Observo a Tachia junto a Gabo y advierto la densidad del ambiente caribeño que se transluce de fondo, alejado de esas postales producidas en serie para el recuerdo. Reparo en la digresión entre una berlina de paseo y un carro de vendedor de libros ambulante, con sus ruedas neumáticas y su malogrado intento de congraciarse con la moda. Vislumbro el antagonismo poético entre la evocación a jazmín y veranos perennes de la indumentaria blanquísima de la pareja y la gorra de béisbol de un viandante desconocido. Me detengo en la pulcra vereda asfaltada y el recinto arbolado que la divide. Todo ello, como un decorado aumentativo de algo que fue porque la voluntad aleatoria de un instante lo impuso para el recuerdo.

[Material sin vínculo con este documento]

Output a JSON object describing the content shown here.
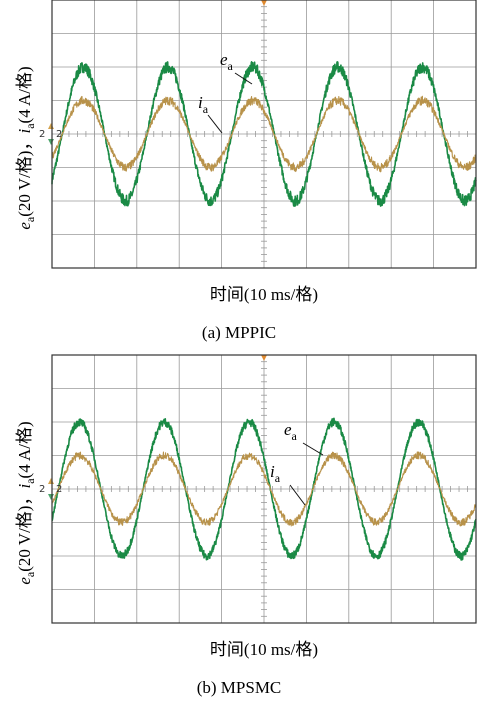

Pero en la dimensión de lo breve se quedan cortos los sueños, la bondad, la entrega, el afecto, el amor, la pasión. Y se queda corta la desmesura siempre incierta del ocaso.
En la brevedad, en ese recorte de lo inefable, se halla Tachia como epicentro de un instante. Como bálsamo de la desproporción de los epítetos que la rodean y dan forma. Con el éxodo caótico de su cabello albino. El auxilio de su brazo que rodea a su amante, la laxitud de su postura en el escueto compartimento, el secreto poético de una leve inclinación hacia Gabo. Tachia como núcleo de una célula, cohesión indivisible, significado, definición de existencia, ejercicio de ser mujer. La textura liviana de su piel curtida por una síntesis de herencia y tiempo, de luz y sombras, de ritos y pérdidas ancestrales. Su sonrisa al descubrir un recuerdo casi olvidado, una frase, una pregunta sin respuesta. El oxímoron de su mirada atenta tras las lentes correctoras.

La instantánea, entonces, inmortaliza la superposición de pensamientos y utopías con un gesto de ella. Ella, grafismo de lo inmortal: Dos amantes, objetos directos de una parada obligada por la nostalgia representada en el título de un recuerdo en clave, leve,  en el vendedor que los aborda, en un país que es hogar y una berlina de tiro.


Un instante que es abandono, desproporción y desmesura, y entre ese soplo de tiempo, en su centro geométrico, la presencia de una ninfa que cura la fugacidad con el aroma de su calor y el éxtasis de una vida.